To the modern eye, the plot for the 1954 Richard Matheson novel I Am Legend might sound something like Cast Away with zombies. Truth be told, that’s not a terrible premise, and Constantine director Francis Lawrence runs with it in this third film adaptation of the novel (and first to keep its title). Where he takes it may not always work, but he makes sure we enjoy the ride. Will Smith plays Robert Neville, a virologist investigating a genetically engineered cure for cancer that has gone very, very wrong. With most of the world’s population wiped out and a small remnant turned into ravenous, infected carriers, Neville ekes out a lonely existence with only a dog for company in the remains of New York City, hunting, foraging, and exploring by day and shutting himself in at night. The infected, as it turns out, are vulnerable to ultraviolet light.

Through flashbacks we see how Neville came to be in this predicament, and how he dedicated himself to finding a cure. Part of that involves capturing infected humans for testing. In doing so, he incurs the wrath of one of the local CHUDs and Neville soon finds out that these creatures are not as dumb as they look. The film wrings plenty of scares out of Neville’s encounters and does a good job of revealing the monsters bit by bit. By the time they’re in full-on assault mode, they resemble nothing so much as zombified versions of the I, Robot androids, right down to their wall-scaling and coordinated attacks. This makes for exciting action sequences even if it dials down the horror quotient.

Smith, for his part, does a superb job of communicating the pathos and desperation of the last man on Earth.
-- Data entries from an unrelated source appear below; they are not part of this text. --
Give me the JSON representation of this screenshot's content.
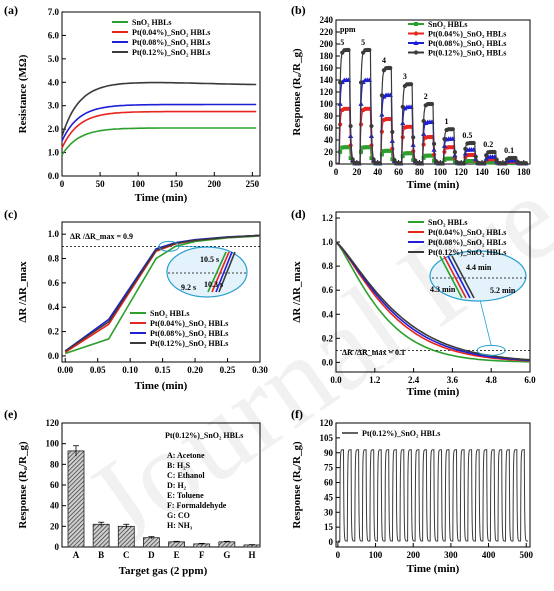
{
  "colors": {
    "green": "#2ca02c",
    "red": "#e8251e",
    "blue": "#1f1fd6",
    "gray": "#3a3a3a"
  },
  "watermark": "Journal Pre-proof",
  "panels": {
    "a": {
      "label": "(a)",
      "xlabel": "Time (min)",
      "ylabel": "Resistance (MΩ)",
      "xticks": [
        "0",
        "50",
        "100",
        "150",
        "200",
        "250"
      ],
      "yticks": [
        "0.0",
        "1.0",
        "2.0",
        "3.0",
        "4.0",
        "5.0",
        "6.0",
        "7.0"
      ],
      "legend": [
        "SnO₂ HBLs",
        "Pt(0.04%)_SnO₂ HBLs",
        "Pt(0.08%)_SnO₂ HBLs",
        "Pt(0.12%)_SnO₂ HBLs"
      ]
    },
    "b": {
      "label": "(b)",
      "xlabel": "Time (min)",
      "ylabel": "Response (Rₐ/R_g)",
      "xticks": [
        "0",
        "20",
        "40",
        "60",
        "80",
        "100",
        "120",
        "140",
        "160",
        "180"
      ],
      "yticks": [
        "0",
        "20",
        "40",
        "60",
        "80",
        "100",
        "120",
        "140",
        "160",
        "180",
        "200",
        "220",
        "240"
      ],
      "legend": [
        "SnO₂ HBLs",
        "Pt(0.04%)_SnO₂ HBLs",
        "Pt(0.08%)_SnO₂ HBLs",
        "Pt(0.12%)_SnO₂ HBLs"
      ],
      "unit_label": "ppm",
      "conc_labels": [
        "5",
        "5",
        "4",
        "3",
        "2",
        "1",
        "0.5",
        "0.2",
        "0.1"
      ]
    },
    "c": {
      "label": "(c)",
      "xlabel": "Time (min)",
      "ylabel": "ΔR /ΔR_max",
      "xticks": [
        "0.00",
        "0.05",
        "0.10",
        "0.15",
        "0.20",
        "0.25",
        "0.30"
      ],
      "yticks": [
        "0.0",
        "0.2",
        "0.4",
        "0.6",
        "0.8",
        "1.0"
      ],
      "legend": [
        "SnO₂ HBLs",
        "Pt(0.04%)_SnO₂ HBLs",
        "Pt(0.08%)_SnO₂ HBLs",
        "Pt(0.12%)_SnO₂ HBLs"
      ],
      "threshold_label": "ΔR /ΔR_max = 0.9",
      "inset_labels": [
        "10.5 s",
        "9.2 s",
        "10.3 s"
      ]
    },
    "d": {
      "label": "(d)",
      "xlabel": "Time (min)",
      "ylabel": "ΔR /ΔR_max",
      "xticks": [
        "0.0",
        "1.2",
        "2.4",
        "3.6",
        "4.8",
        "6.0"
      ],
      "yticks": [
        "0.0",
        "0.2",
        "0.4",
        "0.6",
        "0.8",
        "1.0",
        "1.2"
      ],
      "legend": [
        "SnO₂ HBLs",
        "Pt(0.04%)_SnO₂ HBLs",
        "Pt(0.08%)_SnO₂ HBLs",
        "Pt(0.12%)_SnO₂ HBLs"
      ],
      "threshold_label": "ΔR /ΔR_max = 0.1",
      "inset_labels": [
        "4.4 min",
        "4.3 min",
        "5.2 min"
      ]
    },
    "e": {
      "label": "(e)",
      "xlabel": "Target gas (2 ppm)",
      "ylabel": "Response (Rₐ/R_g)",
      "yticks": [
        "0",
        "20",
        "40",
        "60",
        "80",
        "100",
        "120"
      ],
      "title": "Pt(0.12%)_SnO₂ HBLs",
      "categories": [
        "A",
        "B",
        "C",
        "D",
        "E",
        "F",
        "G",
        "H"
      ],
      "key": [
        "A: Acetone",
        "B: H₂S",
        "C: Ethanol",
        "D: H₂",
        "E: Toluene",
        "F: Formaldehyde",
        "G: CO",
        "H: NH₃"
      ]
    },
    "f": {
      "label": "(f)",
      "xlabel": "Time (min)",
      "ylabel": "Response (Rₐ/R_g)",
      "xticks": [
        "0",
        "100",
        "200",
        "300",
        "400",
        "500"
      ],
      "yticks": [
        "0",
        "15",
        "30",
        "45",
        "60",
        "75",
        "90",
        "105",
        "120"
      ],
      "legend": [
        "Pt(0.12%)_SnO₂ HBLs"
      ]
    }
  },
  "chart_data": [
    {
      "type": "line",
      "panel": "a",
      "xlabel": "Time (min)",
      "ylabel": "Resistance (MΩ)",
      "xlim": [
        0,
        260
      ],
      "ylim": [
        0,
        7
      ],
      "series": [
        {
          "name": "SnO₂ HBLs",
          "plateau": 2.05,
          "start": 0.9
        },
        {
          "name": "Pt(0.04%)_SnO₂ HBLs",
          "plateau": 2.75,
          "start": 1.2
        },
        {
          "name": "Pt(0.08%)_SnO₂ HBLs",
          "plateau": 3.05,
          "start": 1.5
        },
        {
          "name": "Pt(0.12%)_SnO₂ HBLs",
          "plateau": 3.95,
          "start": 1.7
        }
      ]
    },
    {
      "type": "line",
      "panel": "b",
      "xlabel": "Time (min)",
      "ylabel": "Response (Rₐ/R_g)",
      "xlim": [
        0,
        186
      ],
      "ylim": [
        0,
        240
      ],
      "cycle_starts": [
        3,
        23,
        43,
        63,
        83,
        103,
        123,
        143,
        163
      ],
      "concentrations_ppm": [
        5,
        5,
        4,
        3,
        2,
        1,
        0.5,
        0.2,
        0.1
      ],
      "series": [
        {
          "name": "SnO₂ HBLs",
          "peaks": [
            28,
            28,
            22,
            18,
            14,
            9,
            5,
            3,
            2
          ]
        },
        {
          "name": "Pt(0.04%)_SnO₂ HBLs",
          "peaks": [
            92,
            92,
            75,
            62,
            45,
            28,
            15,
            8,
            4
          ]
        },
        {
          "name": "Pt(0.08%)_SnO₂ HBLs",
          "peaks": [
            140,
            140,
            115,
            95,
            70,
            42,
            24,
            12,
            6
          ]
        },
        {
          "name": "Pt(0.12%)_SnO₂ HBLs",
          "peaks": [
            190,
            190,
            160,
            133,
            100,
            58,
            35,
            20,
            10
          ]
        }
      ]
    },
    {
      "type": "line",
      "panel": "c",
      "xlabel": "Time (min)",
      "ylabel": "ΔR /ΔR_max",
      "xlim": [
        -0.005,
        0.3
      ],
      "ylim": [
        -0.05,
        1.1
      ],
      "series": [
        {
          "name": "SnO₂ HBLs",
          "x": [
            0,
            0.067,
            0.14,
            0.17,
            0.2,
            0.25,
            0.3
          ],
          "y": [
            0.02,
            0.14,
            0.8,
            0.9,
            0.94,
            0.97,
            0.985
          ]
        },
        {
          "name": "Pt(0.04%)_SnO₂ HBLs",
          "x": [
            0,
            0.067,
            0.14,
            0.17,
            0.2,
            0.25,
            0.3
          ],
          "y": [
            0.03,
            0.26,
            0.86,
            0.92,
            0.95,
            0.975,
            0.99
          ]
        },
        {
          "name": "Pt(0.08%)_SnO₂ HBLs",
          "x": [
            0,
            0.067,
            0.14,
            0.17,
            0.2,
            0.25,
            0.3
          ],
          "y": [
            0.04,
            0.3,
            0.88,
            0.93,
            0.955,
            0.978,
            0.99
          ]
        },
        {
          "name": "Pt(0.12%)_SnO₂ HBLs",
          "x": [
            0,
            0.067,
            0.14,
            0.17,
            0.2,
            0.25,
            0.3
          ],
          "y": [
            0.04,
            0.28,
            0.87,
            0.925,
            0.95,
            0.975,
            0.99
          ]
        }
      ],
      "threshold": 0.9
    },
    {
      "type": "line",
      "panel": "d",
      "xlabel": "Time (min)",
      "ylabel": "ΔR /ΔR_max",
      "xlim": [
        0,
        6
      ],
      "ylim": [
        -0.08,
        1.25
      ],
      "series": [
        {
          "name": "SnO₂ HBLs",
          "tau": 1.55
        },
        {
          "name": "Pt(0.04%)_SnO₂ HBLs",
          "tau": 1.85
        },
        {
          "name": "Pt(0.08%)_SnO₂ HBLs",
          "tau": 1.95
        },
        {
          "name": "Pt(0.12%)_SnO₂ HBLs",
          "tau": 2.05
        }
      ],
      "threshold": 0.1
    },
    {
      "type": "bar",
      "panel": "e",
      "xlabel": "Target gas (2 ppm)",
      "ylabel": "Response (Rₐ/R_g)",
      "ylim": [
        0,
        120
      ],
      "categories": [
        "A",
        "B",
        "C",
        "D",
        "E",
        "F",
        "G",
        "H"
      ],
      "values": [
        93,
        22,
        20,
        9,
        5,
        3,
        5,
        2
      ],
      "errors": [
        5,
        2,
        2,
        1,
        0.5,
        0.5,
        0.5,
        0.3
      ]
    },
    {
      "type": "line",
      "panel": "f",
      "xlabel": "Time (min)",
      "ylabel": "Response (Rₐ/R_g)",
      "xlim": [
        -5,
        510
      ],
      "ylim": [
        -5,
        120
      ],
      "series": [
        {
          "name": "Pt(0.12%)_SnO₂ HBLs",
          "cycles": 25,
          "period_min": 20,
          "high": 93,
          "low": 1
        }
      ]
    }
  ]
}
His slow disintegration into madness is subtly evoked, and in one particularly emotional scene he handles one of the most tired clichés of the zombie genre with genuine depth. The script gives him plenty of help. Screenwriters Mark Protosevich and Akiva Goldsman show plenty of restraint, teasing out the details of the virus and its outbreak over the course of the film while elegantly laying out how Neville interacts with this post-apocalyptic world in episodic vignettes.